What we have is a triumph of illusion over reality, which is what one expects in the terminal stages of a Political Establishment run by pollsters. Indeed, Newt’s Contract with America was written by pollsters and focus groups. Republicans know a Balanced Budget Amendment to the Constitution in reality is a disgraceful idea, but it would send the right signal, they say. The only element of the Contract that would bring genuine relief to the nation is the promised indexing and reduction of the capital gains tax. Remember, in 1989, a capgains cut passed the House only to be killed in the Senate, when Senate Minority Leader Dole decided to give up without a fight. A cut/indexation has been included in the House budget resolution and will now come to a Senate vote on Wednesday. A long list of Republican Senators has informed Dole they cannot vote for it, on the grounds that while it may be the right thing to do, it sends the wrong signal. The political grapevine suggests that Dole may have invited his friends to sign the letter informing him they could not support him, to preserve the illusion that he tried to get it done, but was overwhelmed by those concerned with other illusions. 

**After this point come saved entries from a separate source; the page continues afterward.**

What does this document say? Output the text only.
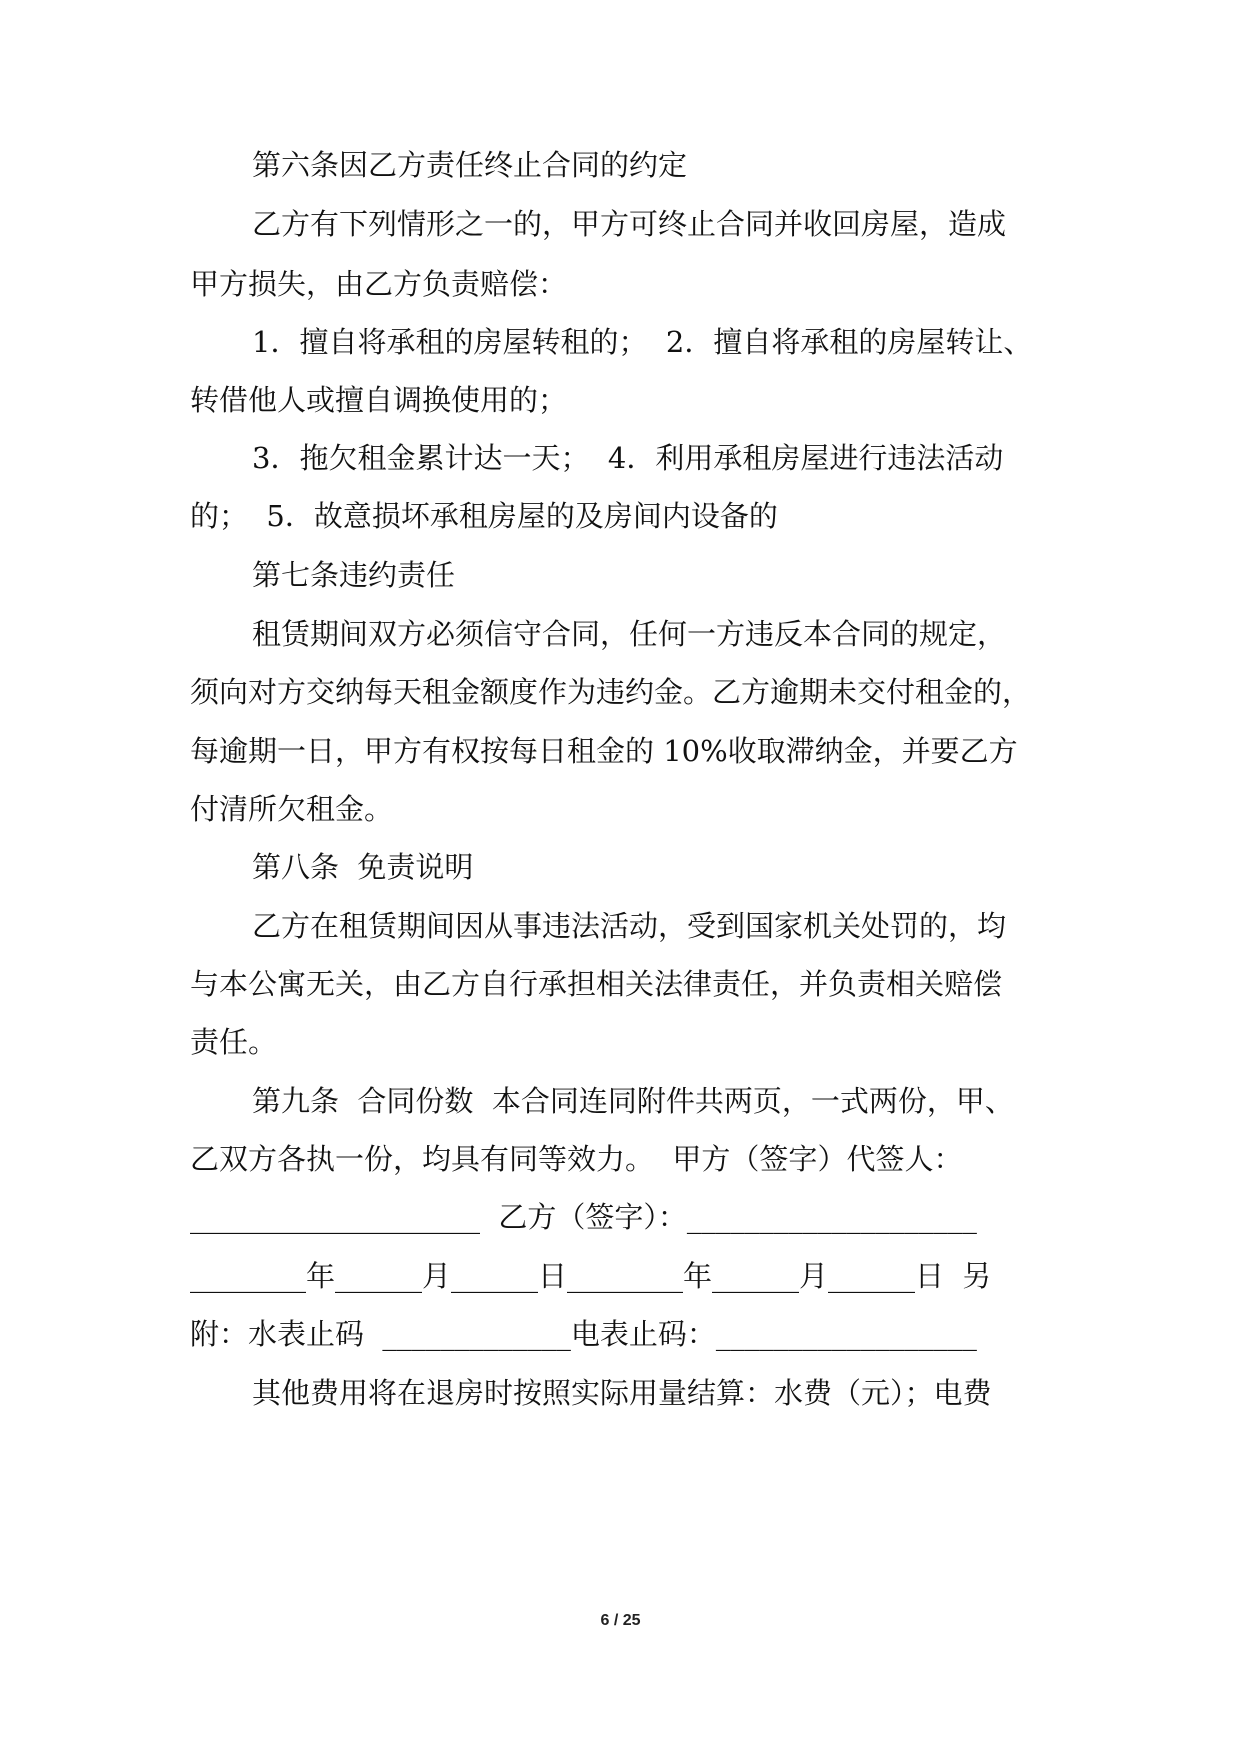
第六条因乙方责任终止合同的约定
乙方有下列情形之一的，甲方可终止合同并收回房屋，造成
甲方损失，由乙方负责赔偿：
1．擅自将承租的房屋转租的；  2．擅自将承租的房屋转让、
转借他人或擅自调换使用的；
3．拖欠租金累计达一天；  4．利用承租房屋进行违法活动
的；  5．故意损坏承租房屋的及房间内设备的
第七条违约责任
租赁期间双方必须信守合同，任何一方违反本合同的规定，
须向对方交纳每天租金额度作为违约金。乙方逾期未交付租金的，
每逾期一日，甲方有权按每日租金的 10%收取滞纳金，并要乙方
付清所欠租金。
第八条  免责说明
乙方在租赁期间因从事违法活动，受到国家机关处罚的，均
与本公寓无关，由乙方自行承担相关法律责任，并负责相关赔偿
责任。
第九条  合同份数  本合同连同附件共两页，一式两份，甲、
乙双方各执一份，均具有同等效力。  甲方（签字）代签人：
____________________  乙方（签字）：____________________
________年______月______日________年______月______日  另
附：水表止码  _____________电表止码：__________________
其他费用将在退房时按照实际用量结算：水费（元）；电费
6 / 25
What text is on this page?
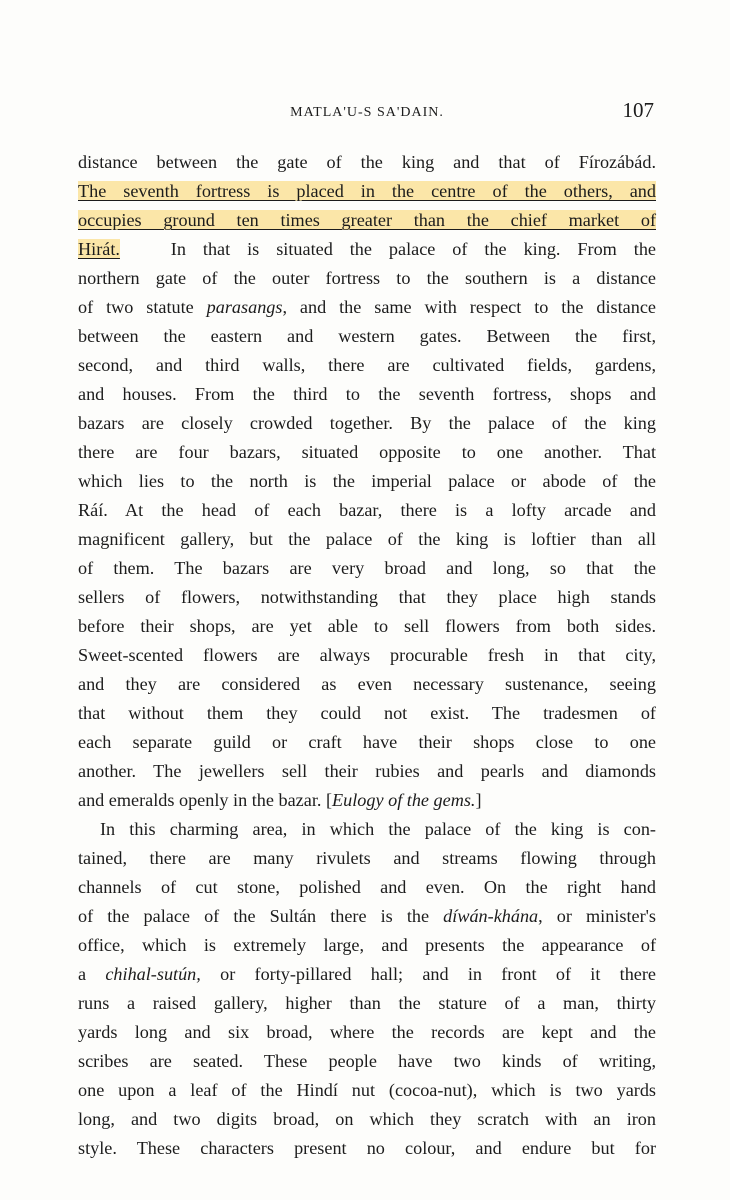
MATLA'U-S SA'DAIN.	107
distance between the gate of the king and that of Fírozábád.
The seventh fortress is placed in the centre of the others, and
occupies ground ten times greater than the chief market of
Hirát.	In that is situated the palace of the king. From the
northern gate of the outer fortress to the southern is a distance
of two statute parasangs, and the same with respect to the distance
between the eastern and western gates. Between the first,
second, and third walls, there are cultivated fields, gardens,
and houses. From the third to the seventh fortress, shops and
bazars are closely crowded together. By the palace of the king
there are four bazars, situated opposite to one another. That
which lies to the north is the imperial palace or abode of the
Ráí. At the head of each bazar, there is a lofty arcade and
magnificent gallery, but the palace of the king is loftier than all
of them. The bazars are very broad and long, so that the
sellers of flowers, notwithstanding that they place high stands
before their shops, are yet able to sell flowers from both sides.
Sweet-scented flowers are always procurable fresh in that city,
and they are considered as even necessary sustenance, seeing
that without them they could not exist. The tradesmen of
each separate guild or craft have their shops close to one
another. The jewellers sell their rubies and pearls and diamonds
and emeralds openly in the bazar. [Eulogy of the gems.]
In this charming area, in which the palace of the king is con-
tained, there are many rivulets and streams flowing through
channels of cut stone, polished and even. On the right hand
of the palace of the Sultán there is the díwán-khána, or minister's
office, which is extremely large, and presents the appearance of
a chihal-sutún, or forty-pillared hall; and in front of it there
runs a raised gallery, higher than the stature of a man, thirty
yards long and six broad, where the records are kept and the
scribes are seated. These people have two kinds of writing,
one upon a leaf of the Hindí nut (cocoa-nut), which is two yards
long, and two digits broad, on which they scratch with an iron
style. These characters present no colour, and endure but for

Democratic leaders, of course, routinely engage in the same kind of sophistry. Liberal senators know the spotted owl is not endangered. The environmentalists made a mistake in overlooking several thousand who are hooting away in Northern California. It would send the wrong message, they say, to admit error and permit logging to resume in those areas of Oregon and Washington where they are supposedly endangered. Liberal journalists will acknowledge that Larry Potts should not have been elevated to the No. 2 spot at the FBI after presiding over the carnage at Waco and Ruby Ridge. But now that it has been done, says Eleanor Clift of Newsweek, he has to keep his job, or it will send the wrong signal. 

If Gingrich ends speculation about ‘96 and devotes himself to the relentless pursuit of bipartisan government -- even if it means Clinton does not become unpopular -- he can force Clinton to become bipartisan. The President, who is playing illusion for all its worth, would not be able to win that game if Gingrich remains willing to engage in good faith efforts at two-party rule. As long as he is thinking about the White House and more fame and more fortune instead of legislation, he will produce only gridlock.